Most of this post was written a few years ago but I never got around to finishing it. So after adding some images
showing the MBean attributes as viewed using Java VisualVM and updating the summary, here it is.
Where I used to work we had been using TeamCity for a number of years, and I developed a plugin to expose a
number of the server’s metrics via JMX so that we could track what it was doing over time.
To give an idea of the attributes that can be monitored by the plugin the following images show the MBean attributes
for a couple of the objects.
The first image shows the Build Server’s MBean attributes. Some of the attributes that will be discussed later
in this post are BuildQueueSize, RegisteredAgents, NumberOfRunningBuilds and CleanupDuration
The next image shows the MBean attributes for a Build Agent, specifically the Default Agent. If there were more build
agents, each would appear as a separate node under the Agent node.
Additionally both have a BuildStatistics node with the following attributes, BuildsStarted, BuildsFinished,
BuildsInterrupted, SuccessfulBuilds, FailedBuilds and IgnoredBuilds.

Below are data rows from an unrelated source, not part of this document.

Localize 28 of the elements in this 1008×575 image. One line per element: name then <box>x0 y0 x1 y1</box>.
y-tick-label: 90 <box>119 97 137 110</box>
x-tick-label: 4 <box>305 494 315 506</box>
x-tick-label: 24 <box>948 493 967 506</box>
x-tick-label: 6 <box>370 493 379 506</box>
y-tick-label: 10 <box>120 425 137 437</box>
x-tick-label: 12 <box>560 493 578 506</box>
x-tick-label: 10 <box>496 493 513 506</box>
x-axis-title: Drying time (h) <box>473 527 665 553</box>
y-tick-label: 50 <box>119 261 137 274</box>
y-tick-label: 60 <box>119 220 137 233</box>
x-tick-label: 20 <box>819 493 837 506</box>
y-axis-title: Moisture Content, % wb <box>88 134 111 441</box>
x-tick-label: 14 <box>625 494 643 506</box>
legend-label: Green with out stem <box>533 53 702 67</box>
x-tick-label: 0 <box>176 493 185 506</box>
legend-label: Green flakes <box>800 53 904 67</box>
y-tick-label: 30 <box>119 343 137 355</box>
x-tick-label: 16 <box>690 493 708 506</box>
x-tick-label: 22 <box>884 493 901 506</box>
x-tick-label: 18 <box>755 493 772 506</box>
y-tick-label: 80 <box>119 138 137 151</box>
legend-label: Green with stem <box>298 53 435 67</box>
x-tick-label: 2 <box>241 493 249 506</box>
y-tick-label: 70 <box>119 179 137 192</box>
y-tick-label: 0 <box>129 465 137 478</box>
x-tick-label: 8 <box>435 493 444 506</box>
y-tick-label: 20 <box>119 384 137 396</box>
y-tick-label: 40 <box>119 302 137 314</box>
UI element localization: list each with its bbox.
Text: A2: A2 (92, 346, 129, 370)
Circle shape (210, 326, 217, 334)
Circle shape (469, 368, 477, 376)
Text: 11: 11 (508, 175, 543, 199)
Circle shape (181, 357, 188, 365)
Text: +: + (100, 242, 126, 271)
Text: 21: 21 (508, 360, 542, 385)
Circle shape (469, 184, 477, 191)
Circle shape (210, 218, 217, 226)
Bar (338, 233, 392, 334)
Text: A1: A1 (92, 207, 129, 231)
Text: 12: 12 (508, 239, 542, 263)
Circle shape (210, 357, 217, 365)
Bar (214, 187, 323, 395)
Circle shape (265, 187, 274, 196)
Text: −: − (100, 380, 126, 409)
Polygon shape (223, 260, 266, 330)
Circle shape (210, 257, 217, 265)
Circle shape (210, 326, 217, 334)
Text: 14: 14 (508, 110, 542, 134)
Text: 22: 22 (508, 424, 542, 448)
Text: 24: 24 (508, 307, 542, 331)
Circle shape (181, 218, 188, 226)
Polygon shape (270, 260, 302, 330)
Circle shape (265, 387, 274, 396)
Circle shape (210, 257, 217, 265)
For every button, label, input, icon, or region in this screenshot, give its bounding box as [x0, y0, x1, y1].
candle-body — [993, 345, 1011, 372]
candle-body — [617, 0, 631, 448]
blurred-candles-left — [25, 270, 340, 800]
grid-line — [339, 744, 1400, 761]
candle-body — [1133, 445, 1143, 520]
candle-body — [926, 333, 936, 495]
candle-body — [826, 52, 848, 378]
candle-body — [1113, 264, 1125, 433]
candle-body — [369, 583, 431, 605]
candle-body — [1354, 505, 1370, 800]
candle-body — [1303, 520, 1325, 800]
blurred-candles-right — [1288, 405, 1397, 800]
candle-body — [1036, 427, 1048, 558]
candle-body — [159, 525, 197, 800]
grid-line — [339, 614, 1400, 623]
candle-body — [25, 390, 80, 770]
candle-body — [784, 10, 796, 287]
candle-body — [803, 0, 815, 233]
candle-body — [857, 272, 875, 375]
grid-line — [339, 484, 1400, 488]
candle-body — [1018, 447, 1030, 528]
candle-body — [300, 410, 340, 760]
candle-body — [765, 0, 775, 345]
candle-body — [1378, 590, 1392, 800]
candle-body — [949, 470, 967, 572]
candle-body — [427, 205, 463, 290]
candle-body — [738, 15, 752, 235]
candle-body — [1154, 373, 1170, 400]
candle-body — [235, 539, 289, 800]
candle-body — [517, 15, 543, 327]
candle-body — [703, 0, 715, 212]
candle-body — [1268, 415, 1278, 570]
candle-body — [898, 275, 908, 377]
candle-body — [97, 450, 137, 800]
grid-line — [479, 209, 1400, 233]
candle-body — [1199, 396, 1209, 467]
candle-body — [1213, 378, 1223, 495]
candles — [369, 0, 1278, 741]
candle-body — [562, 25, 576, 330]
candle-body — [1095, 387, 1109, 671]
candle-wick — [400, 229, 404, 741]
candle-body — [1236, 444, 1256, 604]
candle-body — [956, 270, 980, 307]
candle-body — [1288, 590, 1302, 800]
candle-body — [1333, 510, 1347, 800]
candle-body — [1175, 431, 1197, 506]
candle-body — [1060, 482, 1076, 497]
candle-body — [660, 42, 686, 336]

What we started to track was, build agents connected and available to run builds, the number of builds running and
the number of builds in the build queue. Another important metric was server availability, TeamCity has a cleanup
process that runs each night and during the cleanup it’s unavailable. Having teams around the world means there is
only a small window for the clean up to happen, but we didn’t know how long it typically took.
The graph below is from the Munin monitoring tool which was configured to collect build agents
available, running builds and build queue size. These are the BuildServer MBean attributes RegisteredAgents,
NumberOfRunningBuilds and BuildQueueSize.
The blue line shows build agents running builds, and it shows that they a kept busy most of the time. The spike in
the build queue, the red line, above the 'Wed 00:00' label is when a number of maintenance builds that run on all the
agents are scheduled.
Another example shows the build activity for a week, most days are the same, the days labeled '01' and '02'
are the weekend.
Again the nightly maintenance tasks show up as spikes each day. One interesting problem is for day '02', the
build queue has a number of builds, agents are availble but the queue doesn’t decrease. One possible cause of
this is a build stuck on an agent and the queued builds are maintenance tasks for that agent. Another is a
resource monitor plugin that we use that can prevent builds from running if the resource isn’t available,
i.e. a database server.
The next graph shows the cleanup time for a month. It shows a variation in the amount of time that TeamCity
is unavailable, some days its only 15-20 minutes others its 90 minutes or more. There a few points on the
graph where 0 is recorded, this is due to the server being restarted, the JMX plugin only makes the cleanup
time available after a cleanup has occurred.